Tome-se em consideração a célebre experiência de Komar e Melamid que consistia em criar as pinturas favoritas para diversas pessoas de todo o mundo, com base em sondagens. As pinturas que obtêm com base nas preferências colhidas em tais sondagens são anedóticas (George Washington partilha uma cena no Rio Hudson com um hipopótamo), mas têm o mérito de apoiar de modo involuntário alguma investigação independente sobre as preferências transculturais em paisagens e pinturas de paisagens. Há uma lista transcultural de elementos que os seres humanos desejam ver nas paisagens — água, uma diversidade de áreas abertas com árvores às quais é possível trepar, mamíferos de grande porte, domésticos ou selvagens, estradas que desaparecem a uma distância convidativa (o que os psicólogos chamam elementos de “auxílio à navegação”), e assim sucessivamente. Além dos testes psicológicos de laboratório, estes elementos paisagísticos preferidos aparecem tanto nos calendários com paisagens como no design de jardins privados e parques públicos em todo o mundo. Tanto Komar e Melamid como a história da pintura paisagística na Europa e na Ásia sustentam este ponto de vista.

Eis aqui um desafio lançado à estética: por que não nos esforçamos um pouco mais por nos abrirmos às abordagens naturalistas da experiência estética que vão além do legado formalista e da sua “pureza”? As questões que levanta são fascinantes. Por que não colaborar com os psicólogos de modo a compreendermos melhor as preferências transculturais presentes no conteúdo de uma imagem? Existirão mecanismos psicológicos que dêem conta do prazer de cantar em grupo ou de partilhar uma experiência artística como membro de um público? Poderemos identificar e analisar em termos estatísticos os temas e ideias recorrentes no teatro e na literatura?

Os psicólogos evolucionistas insistem na ideia de que onde quer que na vida humana encontremos um prazer intenso, este provavelmente estará ligado a uma vantagem reprodutiva ou de sobrevivência. A arte tem um escasso valor prático, mas pode proporcionar um prazer intenso. Porquê? Estetas, por favor, expliquem isto.

Uma perspectiva verdadeiramente naturalizada e portanto darwinista da experiência estética seria até certo ponto especulativa, mas estaria particularmente aberta a provas empíricas que tendam a confirmar ou a infirmar decisivamente as suas hipóteses. Não se oporia a perspectivas da experiência estética baseadas na singularidade da expressão cultural, mas poderia enriquecê-las, inserindo-as numa perspectiva universal.
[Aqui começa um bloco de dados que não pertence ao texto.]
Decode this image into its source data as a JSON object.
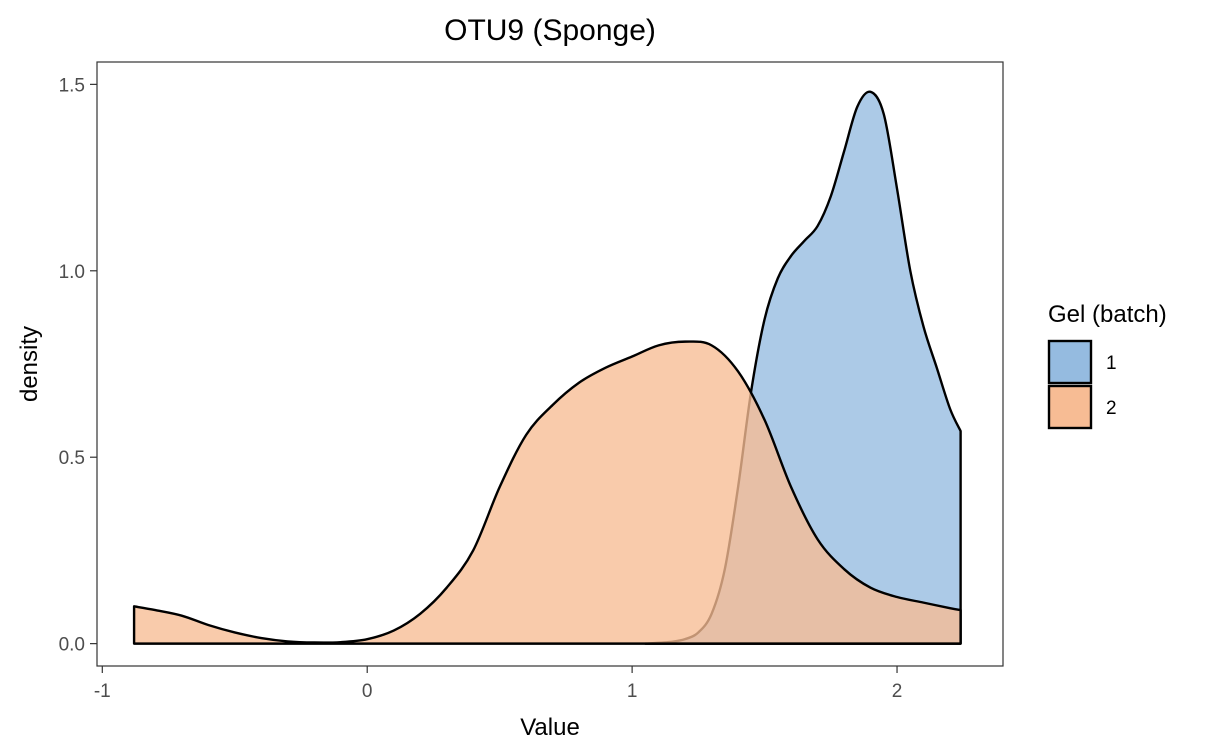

Se a linguística de base científica não reduz a imensa diversidade de línguas humanas a um único código empobrecido, tão-pouco uma estética naturalizada poderia roubar à arte o seu poder vivo e exuberante.
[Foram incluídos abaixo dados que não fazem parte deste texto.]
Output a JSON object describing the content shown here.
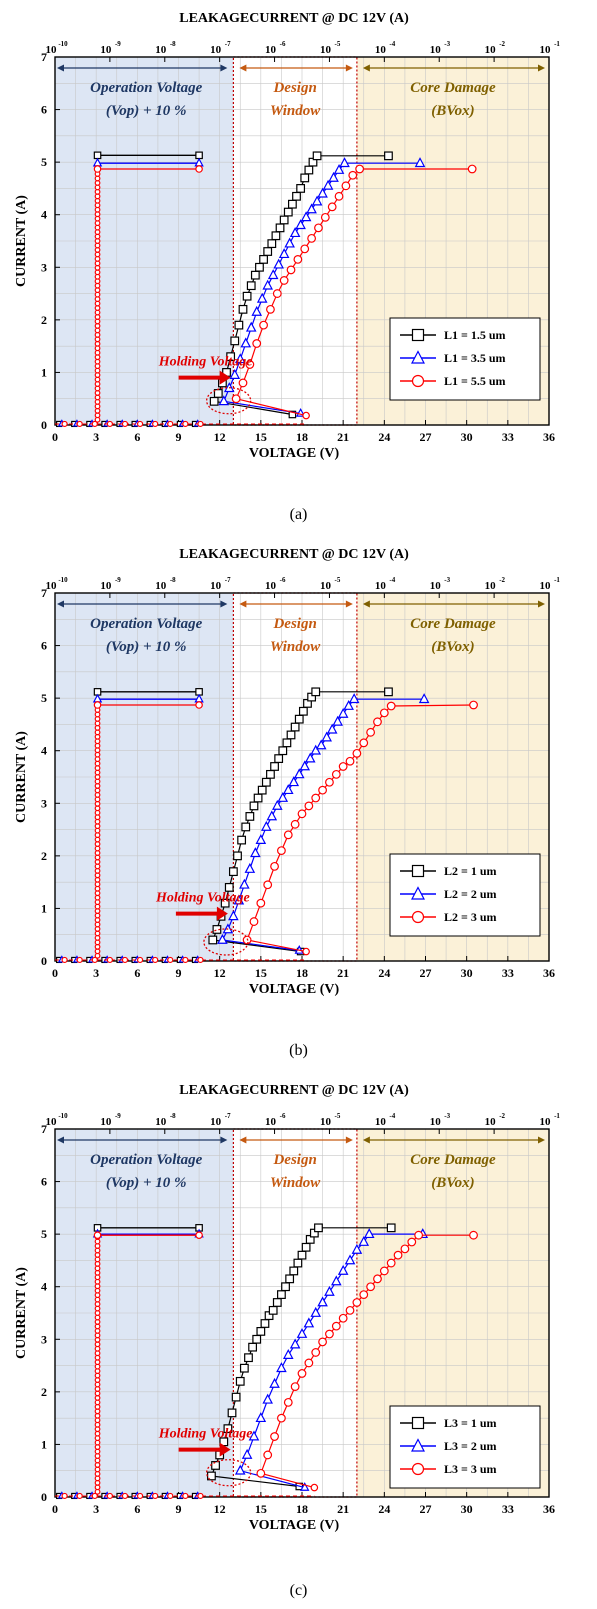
{
  "figure": {
    "captions": [
      "(a)",
      "(b)",
      "(c)"
    ]
  },
  "colors": {
    "operation_region": "#dde6f4",
    "core_region": "#fbf1d8",
    "operation_text": "#1f3864",
    "design_text": "#c55a11",
    "core_text": "#7f6000",
    "holding_text": "#e00000",
    "black_series": "#000000",
    "blue_series": "#0000ff",
    "red_series": "#ff0000"
  },
  "chart_data": [
    {
      "type": "scatter",
      "title": "LEAKAGECURRENT @ DC 12V (A)",
      "xlabel": "VOLTAGE (V)",
      "ylabel": "CURRENT (A)",
      "xlim": [
        0,
        36
      ],
      "ylim": [
        0,
        7
      ],
      "xticks": [
        "0",
        "3",
        "6",
        "9",
        "12",
        "15",
        "18",
        "21",
        "24",
        "27",
        "30",
        "33",
        "36"
      ],
      "yticks": [
        "0",
        "1",
        "2",
        "3",
        "4",
        "5",
        "6",
        "7"
      ],
      "top_ticks": [
        "10",
        "10",
        "10",
        "10",
        "10",
        "10",
        "10",
        "10",
        "10",
        "10"
      ],
      "top_exponents": [
        "-10",
        "-9",
        "-8",
        "-7",
        "-6",
        "-5",
        "-4",
        "-3",
        "-2",
        "-1"
      ],
      "grid": true,
      "legend_position": "bottom-right",
      "regions": {
        "operation": {
          "x_range": [
            0,
            13
          ],
          "label_line1": "Operation Voltage",
          "label_line2": "(Vop) + 10 %"
        },
        "design": {
          "x_range": [
            13,
            22
          ],
          "label_line1": "Design",
          "label_line2": "Window"
        },
        "core": {
          "x_range": [
            22,
            36
          ],
          "label_line1": "Core Damage",
          "label_line2": "(BVox)"
        }
      },
      "annotation": "Holding Voltage",
      "holding_point": [
        12.8,
        0.5
      ],
      "series": [
        {
          "name": "L1 = 1.5 um",
          "color": "#000000",
          "marker": "square",
          "leakage_x": [
            3.1,
            10.5
          ],
          "leakage_y": 5.13,
          "x": [
            11.6,
            11.9,
            12.2,
            12.5,
            12.8,
            13.1,
            13.4,
            13.7,
            14,
            14.3,
            14.6,
            14.9,
            15.2,
            15.5,
            15.8,
            16.1,
            16.4,
            16.7,
            17,
            17.3,
            17.6,
            17.9,
            18.2,
            18.5,
            18.8,
            19.1,
            24.3
          ],
          "y": [
            0.45,
            0.6,
            0.8,
            1.0,
            1.3,
            1.6,
            1.9,
            2.2,
            2.45,
            2.65,
            2.85,
            3.0,
            3.15,
            3.3,
            3.45,
            3.6,
            3.75,
            3.9,
            4.05,
            4.2,
            4.35,
            4.5,
            4.7,
            4.85,
            5.0,
            5.12,
            5.12
          ],
          "snapback_x": [
            11.6,
            17.3
          ],
          "snapback_y": [
            0.45,
            0.2
          ]
        },
        {
          "name": "L1 = 3.5 um",
          "color": "#0000ff",
          "marker": "triangle",
          "leakage_x": [
            3.1,
            10.5
          ],
          "leakage_y": 4.98,
          "x": [
            12.3,
            12.7,
            13.1,
            13.5,
            13.9,
            14.3,
            14.7,
            15.1,
            15.5,
            15.9,
            16.3,
            16.7,
            17.1,
            17.5,
            17.9,
            18.3,
            18.7,
            19.1,
            19.5,
            19.9,
            20.3,
            20.7,
            21.1,
            26.6
          ],
          "y": [
            0.45,
            0.7,
            0.95,
            1.25,
            1.55,
            1.85,
            2.15,
            2.4,
            2.65,
            2.85,
            3.05,
            3.25,
            3.45,
            3.65,
            3.8,
            3.95,
            4.1,
            4.25,
            4.4,
            4.55,
            4.7,
            4.85,
            4.98,
            4.98
          ],
          "snapback_x": [
            12.3,
            17.9
          ],
          "snapback_y": [
            0.45,
            0.22
          ]
        },
        {
          "name": "L1 = 5.5 um",
          "color": "#ff0000",
          "marker": "circle",
          "leakage_x": [
            3.1,
            10.5
          ],
          "leakage_y": 4.87,
          "x": [
            13.2,
            13.7,
            14.2,
            14.7,
            15.2,
            15.7,
            16.2,
            16.7,
            17.2,
            17.7,
            18.2,
            18.7,
            19.2,
            19.7,
            20.2,
            20.7,
            21.2,
            21.7,
            22.2,
            30.4
          ],
          "y": [
            0.5,
            0.8,
            1.15,
            1.55,
            1.9,
            2.2,
            2.5,
            2.75,
            2.95,
            3.15,
            3.35,
            3.55,
            3.75,
            3.95,
            4.15,
            4.35,
            4.55,
            4.75,
            4.87,
            4.87
          ],
          "snapback_x": [
            13.2,
            18.3
          ],
          "snapback_y": [
            0.5,
            0.18
          ]
        }
      ]
    },
    {
      "type": "scatter",
      "title": "LEAKAGECURRENT @ DC 12V (A)",
      "xlabel": "VOLTAGE (V)",
      "ylabel": "CURRENT (A)",
      "xlim": [
        0,
        36
      ],
      "ylim": [
        0,
        7
      ],
      "xticks": [
        "0",
        "3",
        "6",
        "9",
        "12",
        "15",
        "18",
        "21",
        "24",
        "27",
        "30",
        "33",
        "36"
      ],
      "yticks": [
        "0",
        "1",
        "2",
        "3",
        "4",
        "5",
        "6",
        "7"
      ],
      "top_ticks": [
        "10",
        "10",
        "10",
        "10",
        "10",
        "10",
        "10",
        "10",
        "10",
        "10"
      ],
      "top_exponents": [
        "-10",
        "-9",
        "-8",
        "-7",
        "-6",
        "-5",
        "-4",
        "-3",
        "-2",
        "-1"
      ],
      "grid": true,
      "legend_position": "bottom-right",
      "regions": {
        "operation": {
          "x_range": [
            0,
            13
          ],
          "label_line1": "Operation Voltage",
          "label_line2": "(Vop) + 10 %"
        },
        "design": {
          "x_range": [
            13,
            22
          ],
          "label_line1": "Design",
          "label_line2": "Window"
        },
        "core": {
          "x_range": [
            22,
            36
          ],
          "label_line1": "Core Damage",
          "label_line2": "(BVox)"
        }
      },
      "annotation": "Holding Voltage",
      "holding_point": [
        12.6,
        0.4
      ],
      "series": [
        {
          "name": "L2 = 1 um",
          "color": "#000000",
          "marker": "square",
          "leakage_x": [
            3.1,
            10.5
          ],
          "leakage_y": 5.12,
          "x": [
            11.5,
            11.8,
            12.1,
            12.4,
            12.7,
            13.0,
            13.3,
            13.6,
            13.9,
            14.2,
            14.5,
            14.8,
            15.1,
            15.4,
            15.7,
            16.0,
            16.3,
            16.6,
            16.9,
            17.2,
            17.5,
            17.8,
            18.1,
            18.4,
            18.7,
            19.0,
            24.3
          ],
          "y": [
            0.4,
            0.6,
            0.85,
            1.1,
            1.4,
            1.7,
            2.0,
            2.3,
            2.55,
            2.75,
            2.95,
            3.1,
            3.25,
            3.4,
            3.55,
            3.7,
            3.85,
            4.0,
            4.15,
            4.3,
            4.45,
            4.6,
            4.75,
            4.9,
            5.02,
            5.12,
            5.12
          ],
          "snapback_x": [
            11.5,
            17.9
          ],
          "snapback_y": [
            0.4,
            0.18
          ]
        },
        {
          "name": "L2 = 2 um",
          "color": "#0000ff",
          "marker": "triangle",
          "leakage_x": [
            3.1,
            10.5
          ],
          "leakage_y": 4.98,
          "x": [
            12.2,
            12.6,
            13.0,
            13.4,
            13.8,
            14.2,
            14.6,
            15.0,
            15.4,
            15.8,
            16.2,
            16.6,
            17.0,
            17.4,
            17.8,
            18.2,
            18.6,
            19.0,
            19.4,
            19.8,
            20.2,
            20.6,
            21.0,
            21.4,
            21.8,
            26.9
          ],
          "y": [
            0.4,
            0.6,
            0.85,
            1.15,
            1.45,
            1.75,
            2.05,
            2.3,
            2.55,
            2.75,
            2.95,
            3.1,
            3.25,
            3.4,
            3.55,
            3.7,
            3.85,
            4.0,
            4.1,
            4.25,
            4.4,
            4.55,
            4.7,
            4.85,
            4.98,
            4.98
          ],
          "snapback_x": [
            12.2,
            17.8
          ],
          "snapback_y": [
            0.4,
            0.2
          ]
        },
        {
          "name": "L2 = 3 um",
          "color": "#ff0000",
          "marker": "circle",
          "leakage_x": [
            3.1,
            10.5
          ],
          "leakage_y": 4.87,
          "x": [
            14.0,
            14.5,
            15.0,
            15.5,
            16.0,
            16.5,
            17.0,
            17.5,
            18.0,
            18.5,
            19.0,
            19.5,
            20.0,
            20.5,
            21.0,
            21.5,
            22.0,
            22.5,
            23.0,
            23.5,
            24.0,
            24.5,
            30.5
          ],
          "y": [
            0.4,
            0.75,
            1.1,
            1.45,
            1.8,
            2.1,
            2.4,
            2.6,
            2.8,
            2.95,
            3.1,
            3.25,
            3.4,
            3.55,
            3.7,
            3.8,
            3.95,
            4.15,
            4.35,
            4.55,
            4.72,
            4.85,
            4.87
          ],
          "snapback_x": [
            14.0,
            18.3
          ],
          "snapback_y": [
            0.4,
            0.18
          ]
        }
      ]
    },
    {
      "type": "scatter",
      "title": "LEAKAGECURRENT @ DC 12V (A)",
      "xlabel": "VOLTAGE (V)",
      "ylabel": "CURRENT (A)",
      "xlim": [
        0,
        36
      ],
      "ylim": [
        0,
        7
      ],
      "xticks": [
        "0",
        "3",
        "6",
        "9",
        "12",
        "15",
        "18",
        "21",
        "24",
        "27",
        "30",
        "33",
        "36"
      ],
      "yticks": [
        "0",
        "1",
        "2",
        "3",
        "4",
        "5",
        "6",
        "7"
      ],
      "top_ticks": [
        "10",
        "10",
        "10",
        "10",
        "10",
        "10",
        "10",
        "10",
        "10",
        "10"
      ],
      "top_exponents": [
        "-10",
        "-9",
        "-8",
        "-7",
        "-6",
        "-5",
        "-4",
        "-3",
        "-2",
        "-1"
      ],
      "grid": true,
      "legend_position": "bottom-right",
      "regions": {
        "operation": {
          "x_range": [
            0,
            13
          ],
          "label_line1": "Operation Voltage",
          "label_line2": "(Vop) + 10 %"
        },
        "design": {
          "x_range": [
            13,
            22
          ],
          "label_line1": "Design",
          "label_line2": "Window"
        },
        "core": {
          "x_range": [
            22,
            36
          ],
          "label_line1": "Core Damage",
          "label_line2": "(BVox)"
        }
      },
      "annotation": "Holding Voltage",
      "holding_point": [
        12.8,
        0.5
      ],
      "series": [
        {
          "name": "L3 = 1 um",
          "color": "#000000",
          "marker": "square",
          "leakage_x": [
            3.1,
            10.5
          ],
          "leakage_y": 5.12,
          "x": [
            11.4,
            11.7,
            12.0,
            12.3,
            12.6,
            12.9,
            13.2,
            13.5,
            13.8,
            14.1,
            14.4,
            14.7,
            15.0,
            15.3,
            15.6,
            15.9,
            16.2,
            16.5,
            16.8,
            17.1,
            17.4,
            17.7,
            18.0,
            18.3,
            18.6,
            18.9,
            19.2,
            24.5
          ],
          "y": [
            0.4,
            0.6,
            0.8,
            1.05,
            1.3,
            1.6,
            1.9,
            2.2,
            2.45,
            2.65,
            2.85,
            3.0,
            3.15,
            3.3,
            3.45,
            3.55,
            3.7,
            3.85,
            4.0,
            4.15,
            4.3,
            4.45,
            4.6,
            4.75,
            4.9,
            5.02,
            5.12,
            5.12
          ],
          "snapback_x": [
            11.4,
            17.8
          ],
          "snapback_y": [
            0.4,
            0.2
          ]
        },
        {
          "name": "L3 = 2 um",
          "color": "#0000ff",
          "marker": "triangle",
          "leakage_x": [
            3.1,
            10.5
          ],
          "leakage_y": 5.0,
          "x": [
            13.5,
            14.0,
            14.5,
            15.0,
            15.5,
            16.0,
            16.5,
            17.0,
            17.5,
            18.0,
            18.5,
            19.0,
            19.5,
            20.0,
            20.5,
            21.0,
            21.5,
            22.0,
            22.5,
            22.9,
            26.8
          ],
          "y": [
            0.5,
            0.8,
            1.15,
            1.5,
            1.85,
            2.15,
            2.45,
            2.7,
            2.9,
            3.1,
            3.3,
            3.5,
            3.7,
            3.9,
            4.1,
            4.3,
            4.5,
            4.7,
            4.85,
            5.0,
            5.0
          ],
          "snapback_x": [
            13.5,
            18.2
          ],
          "snapback_y": [
            0.5,
            0.18
          ]
        },
        {
          "name": "L3 = 3 um",
          "color": "#ff0000",
          "marker": "circle",
          "leakage_x": [
            3.1,
            10.5
          ],
          "leakage_y": 4.98,
          "x": [
            15.0,
            15.5,
            16.0,
            16.5,
            17.0,
            17.5,
            18.0,
            18.5,
            19.0,
            19.5,
            20.0,
            20.5,
            21.0,
            21.5,
            22.0,
            22.5,
            23.0,
            23.5,
            24.0,
            24.5,
            25.0,
            25.5,
            26.0,
            26.5,
            30.5
          ],
          "y": [
            0.45,
            0.8,
            1.15,
            1.5,
            1.8,
            2.1,
            2.35,
            2.55,
            2.75,
            2.95,
            3.1,
            3.25,
            3.4,
            3.55,
            3.7,
            3.85,
            4.0,
            4.15,
            4.3,
            4.45,
            4.6,
            4.72,
            4.85,
            4.98,
            4.98
          ],
          "snapback_x": [
            15.0,
            18.9
          ],
          "snapback_y": [
            0.45,
            0.18
          ]
        }
      ]
    }
  ]
}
Bell estava redondamente enganado. Não só estamos destinados a reparar nos temas das obras de arte que admiramos, como enquanto espécie temos a tendência constante para preferir alguns temas a outros. Os modernistas sofisticados podem não gostar da ideia, nem a malta pós-modernaça que insiste em reduzir tudo a política económica, racial ou sexual. Mas a fundamentação natural para o estímulo estético é algo que nós, enquanto profissionais, não nos podemos dar ao luxo de ignorar. E muito menos negar.

Denis Dutton
Previamente publicado em Aesthetics Online.